Australian malacologist (1936–2021)

Thora Patricia Whitehead (27 January 1936 – 30 September 2021) was an Australian scientific collector and malacologist. She collected more than 200,000 shell specimens which are now held in the Queensland Museum.

== Life and work ==
With Kevin Lamprell, Whitehead co-wrote the two-volume Bivalves of Australia. She also edited Lamprell's book, Spondylus: Spiny oyster shells of the world, in 1986.

Whitehead spent over 50 years collecting shells, particularly along the coast of Queensland. She found specimens in mangrove forests and on beaches, rocky outcrops and coral reefs.

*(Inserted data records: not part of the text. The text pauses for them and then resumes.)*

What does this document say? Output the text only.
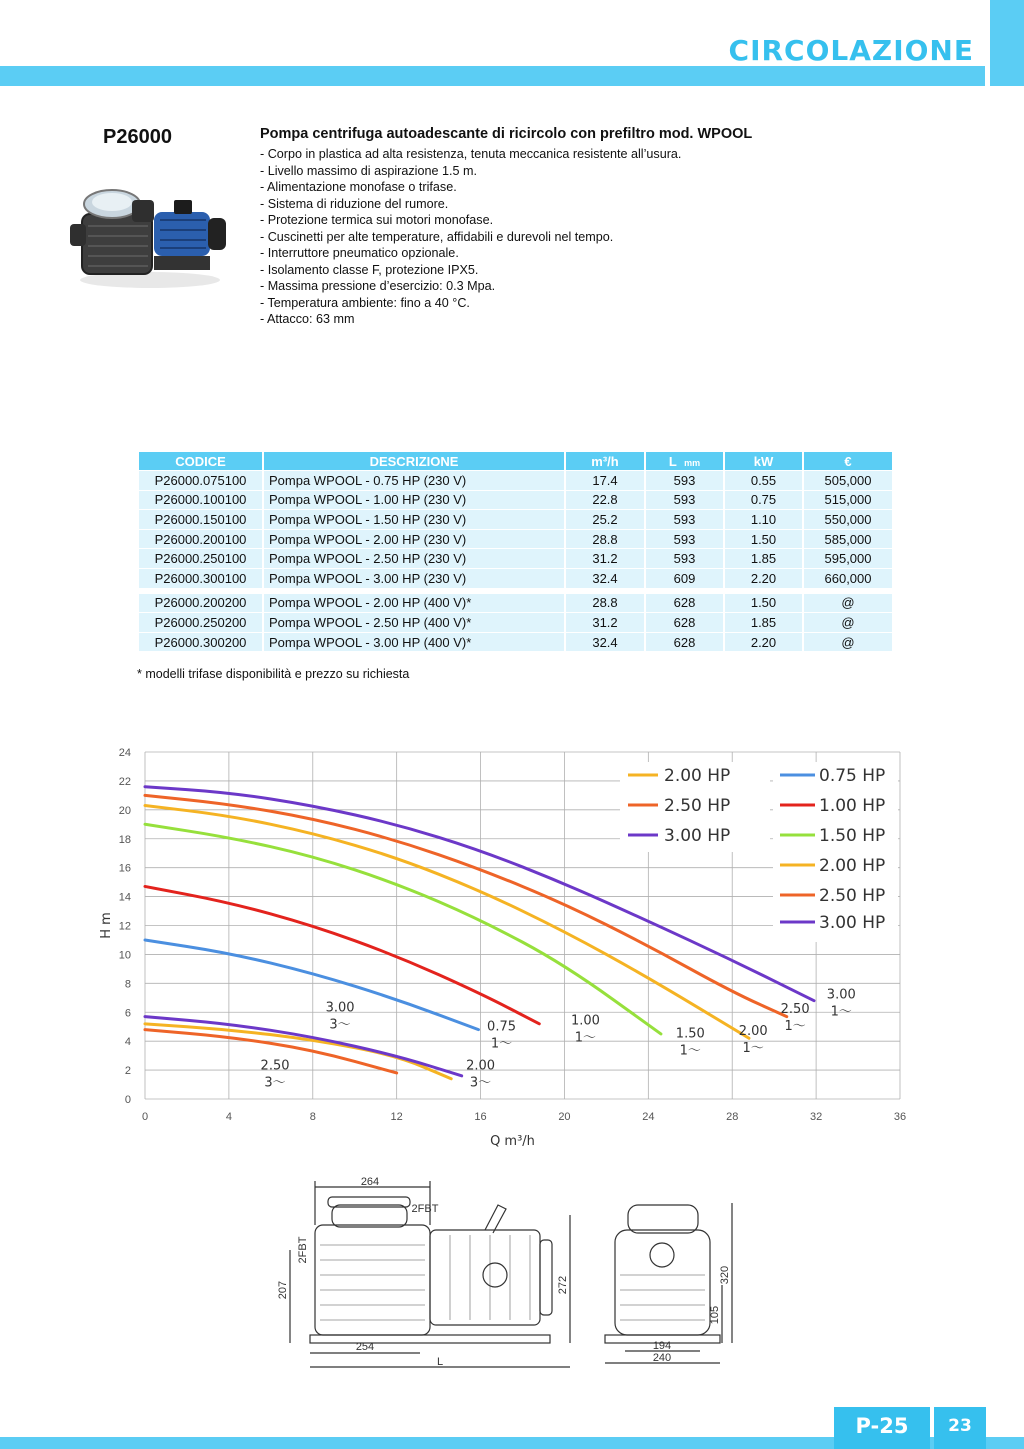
CIRCOLAZIONE
P26000	Pompa centrifuga autoadescante di ricircolo con prefiltro mod. WPOOL
- Corpo in plastica ad alta resistenza, tenuta meccanica resistente all’usura.
- Livello massimo di aspirazione 1.5 m.
- Alimentazione monofase o trifase.
- Sistema di riduzione del rumore.
- Protezione termica sui motori monofase.
- Cuscinetti per alte temperature, affidabili e durevoli nel tempo.
- Interruttore pneumatico opzionale.
- Isolamento classe F, protezione IPX5.
- Massima pressione d’esercizio: 0.3 Mpa.
- Temperatura ambiente: fino a 40 °C.
- Attacco: 63 mm
CODICE	DESCRIZIONE	m³/h	L mm	kW	€
P26000.075100	Pompa WPOOL - 0.75 HP (230 V)	17.4	593	0.55	505,000
P26000.100100	Pompa WPOOL - 1.00 HP (230 V)	22.8	593	0.75	515,000
P26000.150100	Pompa WPOOL - 1.50 HP (230 V)	25.2	593	1.10	550,000
P26000.200100	Pompa WPOOL - 2.00 HP (230 V)	28.8	593	1.50	585,000
P26000.250100	Pompa WPOOL - 2.50 HP (230 V)	31.2	593	1.85	595,000
P26000.300100	Pompa WPOOL - 3.00 HP (230 V)	32.4	609	2.20	660,000

P26000.200200	Pompa WPOOL - 2.00 HP (400 V)*	28.8	628	1.50	@
P26000.250200	Pompa WPOOL - 2.50 HP (400 V)*	31.2	628	1.85	@
P26000.300200	Pompa WPOOL - 3.00 HP (400 V)*	32.4	628	2.20	@
* modelli trifase disponibilità e prezzo su richiesta
0
2
4
6
8
10
12
14
16
18
20
22
24
0	4	8	12	16	20	24	28	32	36
Q m³/h
H m
0.75
1～
1.00
1～	1.50
1～
2.00
1～
2.50
1～
3.00
1～
3.00
3～
2.50
3～
2.00
3～
2.00 HP
2.50 HP
3.00 HP
0.75 HP
1.00 HP
1.50 HP
2.00 HP
2.50 HP
3.00 HP
264
2FBT
2FBT
207	272
254
L
320
105
194
240
P-25	23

In the process of photographing the specimens prior to acquisition of Whitehead's extensive shell collection by the Queensland Museum, its curator John Healy discovered a new species. He named it Amoria thorae in her honour.
== Personal life ==

Born in Chile in 1936, Whitehead died in Brisbane in 2021 aged 85. She was survived by John, her husband of 56 years, and three children.

== Legacy ==
A number of species were named in her honour, including Amoria thorae, Callocardia thorae, Conus whiteheadae, Morula whiteheadae, Nassarius whiteheadae and Terebra whiteheadae.